Should Kafka Input handle Exceptions during poll()?


Kafka clients producer and consumer does good job in making sure that any errors are not propagated up to logstash. However, some errors can slip through and especially during a cluster restart.

Our problem is that with SASL_SSL enabled, the consumer recieves an authentication exception when it reconnects. This error occurs in brokers as well but they retry until it works.

I would suggest adding a begin/rescue around the poll() method and catch ApiExceptions there.

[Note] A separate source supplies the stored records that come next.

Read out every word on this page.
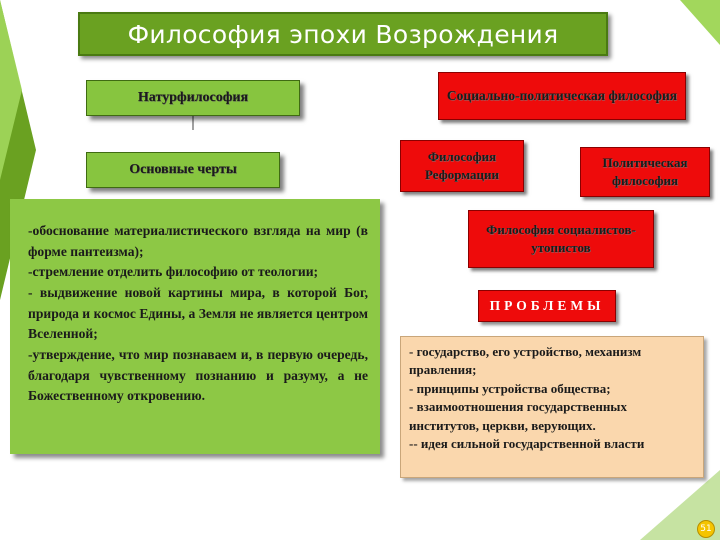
Философия эпохи Возрождения
Натурфилософия
Основные черты
-обоснование материалистического взгляда на мир (в форме пантеизма);
-стремление отделить философию от теологии;
- выдвижение новой картины мира, в которой Бог, природа и космос Едины, а Земля не является центром Вселенной;
-утверждение, что мир познаваем и, в первую очередь, благодаря чувственному познанию и разуму, а не Божественному откровению.
Социально-политическая философия
Философия Реформации
Политическая философия
Философия социалистов-утопистов
ПРОБЛЕМЫ
- государство, его устройство, механизм правления;
- принципы устройства общества;
- взаимоотношения государственных институтов, церкви, верующих.
-- идея сильной государственной власти
51
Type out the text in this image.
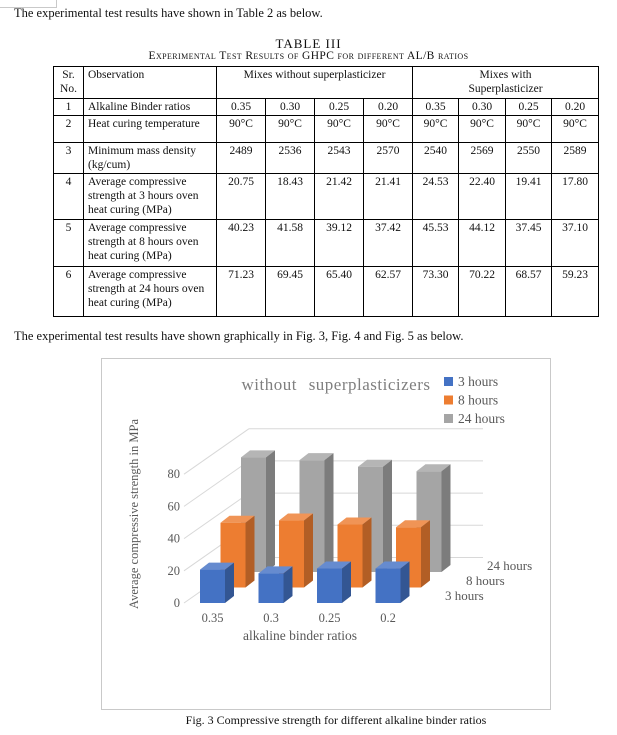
The experimental test results have shown in Table 2 as below.
TABLE III
Experimental Test Results of GHPC for different AL/B ratios
Sr.
No.	Observation	Mixes without superplasticizer				Mixes with
Superplasticizer			
1	Alkaline Binder ratios	0.35	0.30	0.25	0.20	0.35	0.30	0.25	0.20
2	Heat curing temperature	90°C	90°C	90°C	90°C	90°C	90°C	90°C	90°C
3	Minimum mass density (kg/cum)	2489	2536	2543	2570	2540	2569	2550	2589
4	Average compressive strength at 3 hours oven heat curing (MPa)	20.75	18.43	21.42	21.41	24.53	22.40	19.41	17.80
5	Average compressive strength at 8 hours oven heat curing (MPa)	40.23	41.58	39.12	37.42	45.53	44.12	37.45	37.10
6	Average compressive strength at 24 hours oven heat curing (MPa)	71.23	69.45	65.40	62.57	73.30	70.22	68.57	59.23
The experimental test results have shown graphically in Fig. 3, Fig. 4 and Fig. 5 as below.
0
20
40
60
80
0.35	0.3	0.25	0.2
alkaline binder ratios
Average compressive strength in MPa	3 hours
8 hours
24 hours
without superplasticizers 3 hours
8 hours
24 hours
Fig. 3 Compressive strength for different alkaline binder ratios
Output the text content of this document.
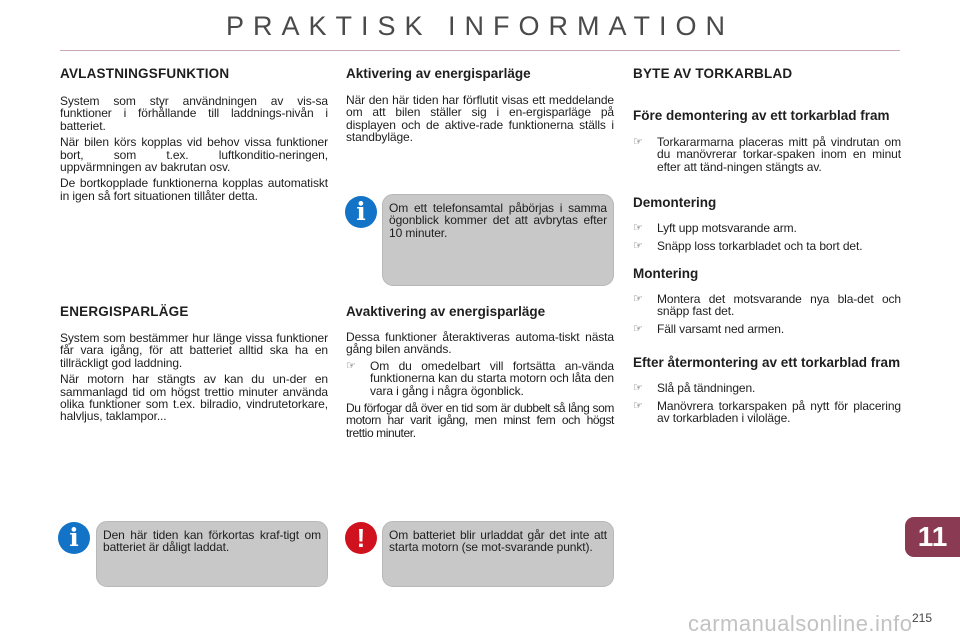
PRAKTISK INFORMATION
AVLASTNINGSFUNKTION

System som styr användningen av vis-sa funktioner i förhållande till laddnings-nivån i batteriet.

När bilen körs kopplas vid behov vissa funktioner bort, som t.ex. luftkonditio-neringen, uppvärmningen av bakrutan osv.

De bortkopplade funktionerna kopplas automatiskt in igen så fort situationen tillåter detta.

ENERGISPARLÄGE

System som bestämmer hur länge vissa funktioner får vara igång, för att batteriet alltid ska ha en tillräckligt god laddning.

När motorn har stängts av kan du un-der en sammanlagd tid om högst trettio minuter använda olika funktioner som t.ex. bilradio, vindrutetorkare, halvljus, taklampor...

Den här tiden kan förkortas kraf-tigt om batteriet är dåligt laddat.
i
Aktivering av energisparläge

När den här tiden har förflutit visas ett meddelande om att bilen ställer sig i en-ergisparläge på displayen och de aktive-rade funktionerna ställs i standbyläge.

Om ett telefonsamtal påbörjas i samma ögonblick kommer det att avbrytas efter 10 minuter.
i
Avaktivering av energisparläge

Dessa funktioner återaktiveras automa-tiskt nästa gång bilen används.

☞ Om du omedelbart vill fortsätta an-vända funktionerna kan du starta motorn och låta den vara i gång i några ögonblick.

Du förfogar då över en tid som är dubbelt så lång som motorn har varit igång, men minst fem och högst trettio minuter.

Om batteriet blir urladdat går det inte att starta motorn (se mot-svarande punkt).
!
BYTE AV TORKARBLAD
Före demontering av ett torkarblad fram
☞ Torkararmarna placeras mitt på vindrutan om du manövrerar torkar-spaken inom en minut efter att tänd-ningen stängts av.
Demontering
☞ Lyft upp motsvarande arm.
☞ Snäpp loss torkarbladet och ta bort det.
Montering
☞ Montera det motsvarande nya bla-det och snäpp fast det.
☞ Fäll varsamt ned armen.
Efter återmontering av ett torkarblad fram
☞ Slå på tändningen.
☞ Manövrera torkarspaken på nytt för placering av torkarbladen i viloläge.
11
carmanualsonline.info 215
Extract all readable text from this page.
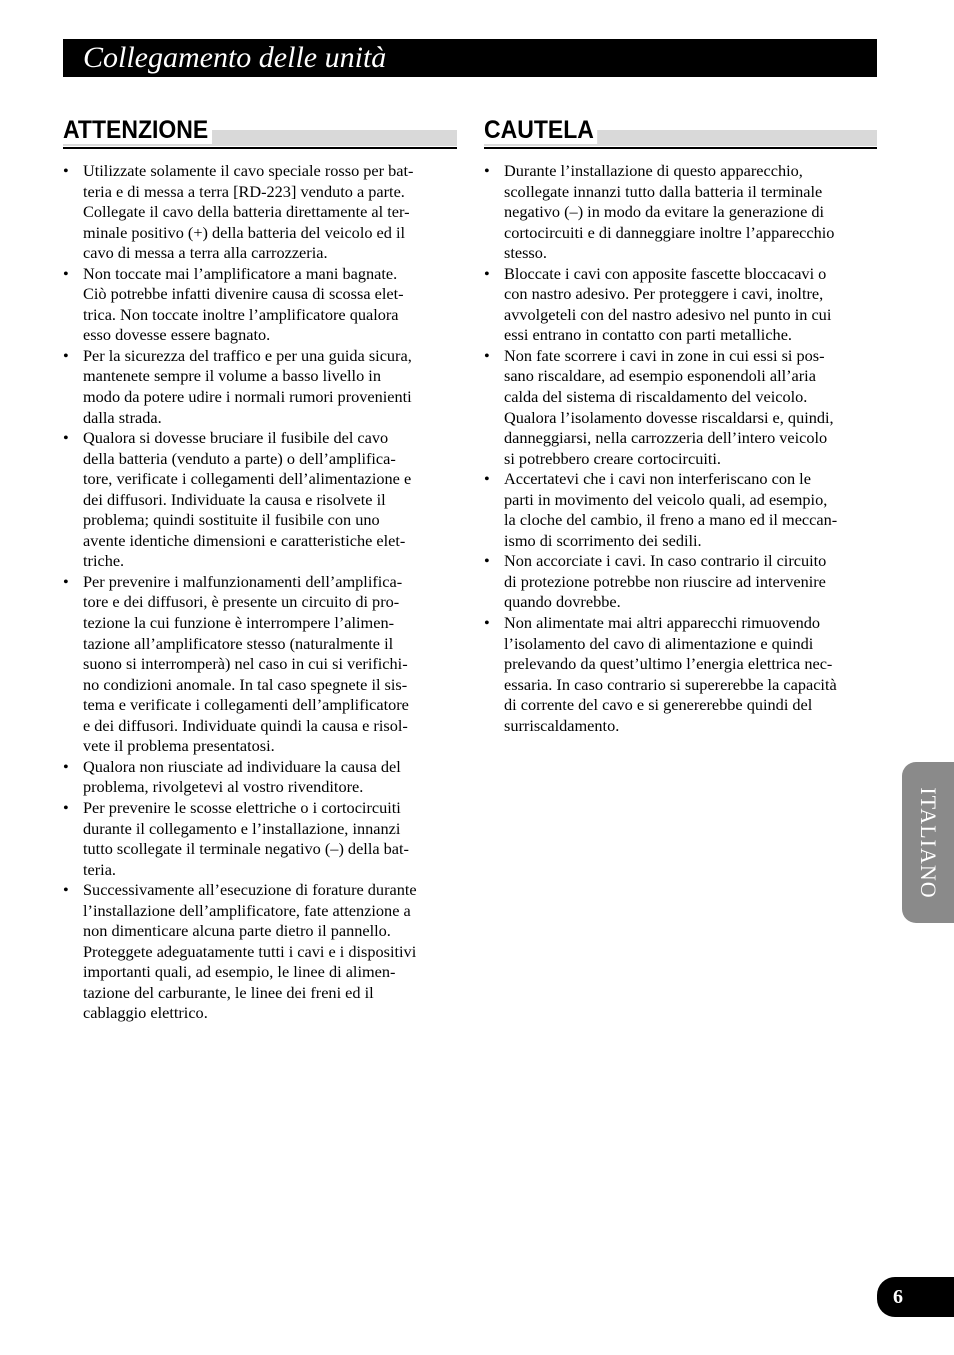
Collegamento delle unità
ATTENZIONE
• Utilizzate solamente il cavo speciale rosso per bat-
teria e di messa a terra [RD-223] venduto a parte.
Collegate il cavo della batteria direttamente al ter-
minale positivo (+) della batteria del veicolo ed il
cavo di messa a terra alla carrozzeria.
• Non toccate mai l’amplificatore a mani bagnate.
Ciò potrebbe infatti divenire causa di scossa elet-
trica. Non toccate inoltre l’amplificatore qualora
esso dovesse essere bagnato.
• Per la sicurezza del traffico e per una guida sicura,
mantenete sempre il volume a basso livello in
modo da potere udire i normali rumori provenienti
dalla strada.
• Qualora si dovesse bruciare il fusibile del cavo
della batteria (venduto a parte) o dell’amplifica-
tore, verificate i collegamenti dell’alimentazione e
dei diffusori. Individuate la causa e risolvete il
problema; quindi sostituite il fusibile con uno
avente identiche dimensioni e caratteristiche elet-
triche.
• Per prevenire i malfunzionamenti dell’amplifica-
tore e dei diffusori, è presente un circuito di pro-
tezione la cui funzione è interrompere l’alimen-
tazione all’amplificatore stesso (naturalmente il
suono si interromperà) nel caso in cui si verifichi-
no condizioni anomale. In tal caso spegnete il sis-
tema e verificate i collegamenti dell’amplificatore
e dei diffusori. Individuate quindi la causa e risol-
vete il problema presentatosi.
• Qualora non riusciate ad individuare la causa del
problema, rivolgetevi al vostro rivenditore.
• Per prevenire le scosse elettriche o i cortocircuiti
durante il collegamento e l’installazione, innanzi
tutto scollegate il terminale negativo (–) della bat-
teria.
• Successivamente all’esecuzione di forature durante
l’installazione dell’amplificatore, fate attenzione a
non dimenticare alcuna parte dietro il pannello.
Proteggete adeguatamente tutti i cavi e i dispositivi
importanti quali, ad esempio, le linee di alimen-
tazione del carburante, le linee dei freni ed il
cablaggio elettrico.
CAUTELA
• Durante l’installazione di questo apparecchio,
scollegate innanzi tutto dalla batteria il terminale
negativo (–) in modo da evitare la generazione di
cortocircuiti e di danneggiare inoltre l’apparecchio
stesso.
• Bloccate i cavi con apposite fascette bloccacavi o
con nastro adesivo. Per proteggere i cavi, inoltre,
avvolgeteli con del nastro adesivo nel punto in cui
essi entrano in contatto con parti metalliche.
• Non fate scorrere i cavi in zone in cui essi si pos-
sano riscaldare, ad esempio esponendoli all’aria
calda del sistema di riscaldamento del veicolo.
Qualora l’isolamento dovesse riscaldarsi e, quindi,
danneggiarsi, nella carrozzeria dell’intero veicolo
si potrebbero creare cortocircuiti.
• Accertatevi che i cavi non interferiscano con le
parti in movimento del veicolo quali, ad esempio,
la cloche del cambio, il freno a mano ed il meccan-
ismo di scorrimento dei sedili.
• Non accorciate i cavi. In caso contrario il circuito
di protezione potrebbe non riuscire ad intervenire
quando dovrebbe.
• Non alimentate mai altri apparecchi rimuovendo
l’isolamento del cavo di alimentazione e quindi
prelevando da quest’ultimo l’energia elettrica nec-
essaria. In caso contrario si supererebbe la capacità
di corrente del cavo e si genererebbe quindi del
surriscaldamento.
ITALIANO
6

I do not see any problem to simply continue even if an error persists instead of terminating the pipeline.

This approach solves our problem since "under-the-hoods", KafkaConsumer will resume connection to brokers successfully.

#Begin before poll()

  records = consumer.poll(poll_timeout_ms) # throws Exception

  for record in records do
    codec_instance.decode(record.value.to_s) do |event|
      if @decorate_events
        event.set("[@metadata][kafka][topic]", record.topic)
        event.set("[@metadata][kafka][consumer_group]", @group_id)
        event.set("[@metadata][kafka][partition]", record.partition)
        event.set("[@metadata][kafka][offset]", record.offset)
        event.set("[@metadata][kafka][key]", record.key)
        event.set("[@metadata][kafka][timestamp]", record.timestamp)
      logstash_queue << event
  # Manual offset commit
  if @enable_auto_commit == "false"

# Rescue on ApiException
rescue org.apache.kafka.common.errors.ApiException => ae
  logger.warn("Exception during poll occured")
  # Perhaps sleep a few seconds before continue?